DANIELLE STEEL BOOKS ONLINE READING FREE FULL
(A couple times a month, when she feels the crunch, she spends a full 24 hours at her desk.)ĭanielle Steel's handcrafted desk in her San Francisco office, designed in the image of three of her best-selling books Danielle Steel To pull it off, she works 20 to 22 hours a day. In 1989 Steel was listed in the Guinness Book of World Records for having a book on the New York Times best-seller list for the most consecutive weeks of any author-381, to be exact. Steel releases seven new novels a year-her latest, Blessing in Disguise, is out this week-and she's at work on five to six new titles at all times. Twenty-two of them have been adapted for television, and two of those adaptations have received Golden Globe nominations. Let's look at the numbers, shall we? The author has written 179 books, which have been translated into 43 languages. There is only discipline." It's a dutiful message, and yet the sheer amount that Steel has accomplished in her five-decade career does seem like the stuff of dreams. There's a sign in Danielle Steel's office that reads, "There are no miracles. “Thanks a lot.Editor's Note: This piece has been updated and corrected. Matthew Billings liked pretty women, but he also respected talented and smart ones.

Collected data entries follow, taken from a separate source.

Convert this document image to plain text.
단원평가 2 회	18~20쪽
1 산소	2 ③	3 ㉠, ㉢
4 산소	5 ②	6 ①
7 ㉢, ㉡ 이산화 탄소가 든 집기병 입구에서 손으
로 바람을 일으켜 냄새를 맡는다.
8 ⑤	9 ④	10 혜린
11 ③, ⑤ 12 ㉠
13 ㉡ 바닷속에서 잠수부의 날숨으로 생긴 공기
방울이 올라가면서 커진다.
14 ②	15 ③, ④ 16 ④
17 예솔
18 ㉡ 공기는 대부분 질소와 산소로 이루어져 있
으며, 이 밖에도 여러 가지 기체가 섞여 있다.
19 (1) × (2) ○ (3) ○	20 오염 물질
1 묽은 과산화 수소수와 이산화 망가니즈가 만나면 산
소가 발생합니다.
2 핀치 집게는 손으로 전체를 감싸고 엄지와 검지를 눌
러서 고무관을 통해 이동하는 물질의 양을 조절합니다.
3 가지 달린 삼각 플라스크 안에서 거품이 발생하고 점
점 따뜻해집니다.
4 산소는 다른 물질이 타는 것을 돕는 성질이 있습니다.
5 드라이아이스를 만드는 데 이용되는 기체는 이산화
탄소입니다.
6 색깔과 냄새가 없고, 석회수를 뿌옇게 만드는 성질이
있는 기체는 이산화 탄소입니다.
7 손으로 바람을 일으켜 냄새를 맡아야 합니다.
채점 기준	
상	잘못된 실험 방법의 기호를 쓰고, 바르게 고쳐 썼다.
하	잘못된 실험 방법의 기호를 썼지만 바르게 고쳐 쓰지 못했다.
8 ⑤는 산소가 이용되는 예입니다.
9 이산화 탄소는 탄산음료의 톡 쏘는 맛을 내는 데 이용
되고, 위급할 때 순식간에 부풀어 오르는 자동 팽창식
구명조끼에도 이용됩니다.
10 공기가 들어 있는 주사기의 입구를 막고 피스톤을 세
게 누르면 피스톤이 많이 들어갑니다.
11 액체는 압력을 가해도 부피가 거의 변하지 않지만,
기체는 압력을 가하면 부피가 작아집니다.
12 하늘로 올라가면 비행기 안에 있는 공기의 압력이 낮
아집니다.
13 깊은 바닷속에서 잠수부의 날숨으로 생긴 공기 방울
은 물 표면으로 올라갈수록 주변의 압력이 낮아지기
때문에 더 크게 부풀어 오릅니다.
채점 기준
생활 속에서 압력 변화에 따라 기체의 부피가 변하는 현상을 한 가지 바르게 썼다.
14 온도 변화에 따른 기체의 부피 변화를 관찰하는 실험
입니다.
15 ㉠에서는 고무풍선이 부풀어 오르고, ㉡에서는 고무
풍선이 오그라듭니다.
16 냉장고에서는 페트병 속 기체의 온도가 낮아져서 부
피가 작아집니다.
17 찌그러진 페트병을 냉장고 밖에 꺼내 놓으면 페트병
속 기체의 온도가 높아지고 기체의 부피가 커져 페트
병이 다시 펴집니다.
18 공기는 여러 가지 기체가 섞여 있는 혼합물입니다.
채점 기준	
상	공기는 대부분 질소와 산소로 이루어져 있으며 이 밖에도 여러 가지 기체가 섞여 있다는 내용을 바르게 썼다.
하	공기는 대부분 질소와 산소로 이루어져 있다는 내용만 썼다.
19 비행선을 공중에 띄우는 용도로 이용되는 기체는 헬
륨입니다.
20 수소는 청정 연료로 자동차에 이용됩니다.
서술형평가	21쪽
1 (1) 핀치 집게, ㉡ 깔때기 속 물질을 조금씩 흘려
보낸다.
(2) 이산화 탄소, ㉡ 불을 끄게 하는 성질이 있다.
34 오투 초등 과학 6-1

Matthew Billings was tall and attractive, with a full head of white hair, and a beautiful French wife who had been a fashion model in Paris. While he's staring at your legs, I can throw the net over him and grab him.” He liked teasing her and she knew it. You look so innocent, you throw them off-guard. But if she left now, she could get a little more work done. They'd break for lunch in another half hour. You've got him.” She dropped her legal pad into her briefcase, and glanced at her watch. We have the government reports from six months before that.” That's the first time they've come right out and said it.

When he said that no one knew back then of the possible toxic effects of their materials, he was lying. “I think you just got what you wanted, Matt. She was solid, she was smart, she knew the law, and she had great intuition. Besides which, she was one of the best-looking women he knew, and he liked just being around her. She had a fine mind and great skill as an attorney. “So what do you think?” Matthew eyed her with interest. They broke from the deposition for a recess, and Matthew came around the table to talk to her after the defendant from the chemical company left the room with all his attorneys. But Alex Parker was a fighter, a lawyer's lawyer, someone who knew her stuff and wasn't afraid of hard work. And she did a fair amount of litigation in both fields, though certainly, a lot of cases were settled. She had associates and younger partners to help her of course, but Alex wanted to do as much of the work as she could herself, and she had a remarkable rapport with most of her clients. She was the firm's first choice when the fight was going to be hard and dirty, and you needed an attorney who knew case law and was willing to spend a million hours doing meticulous research. Alexandra Parker was a litigation attorney too, and she handled an interesting assortment of difficult cases. Two hundred plaintiffs were not her cup of tea, although more than a dozen attorneys had worked on it, under Matthew's direction. She liked her cases tougher, shorter, and smaller. The case had been referred to Bartlett and Paskin years before, just after she had become a partner. The suit was being brought collectively by some two hundred families in Poughkeepsie, and represented millions of dollars. And she was always glad that this particular case wasn't her problem. Alex had sat in on these depositions for Matt before.

It had been to the New York Supreme Court twice, with various motions, and involved the careless dispersal of highly toxic chemical pollutants by one of the most important corporations in the country. The case was an extraordinarily complicated one, and had already been in process for years. She slipped him a note on her yellow pad, and with a serious frown, he nodded. She smiled at him now, and he liked what he saw in her eyes. She seemed to have an instinctive sense for where the point of the dagger would do the most damage. And Alex was merciless and brilliant once she found it. He liked to pick her brain, admired her style, her sharp eye for the opponent's fatal weakness. He rarely asked for help from anyone, but it was not unusual for him to ask Alex to sit in on a deposition. Matthew Billings was older than Alex by a dozen years, he was in his mid-fifties, and one of the firm's most respected partners. She jotted a note on a yellow legal pad, and glanced across the table briefly at one of her partners. The voices droned around the conference room as Alexandra Parker stretched long legs beneath the huge mahogany table.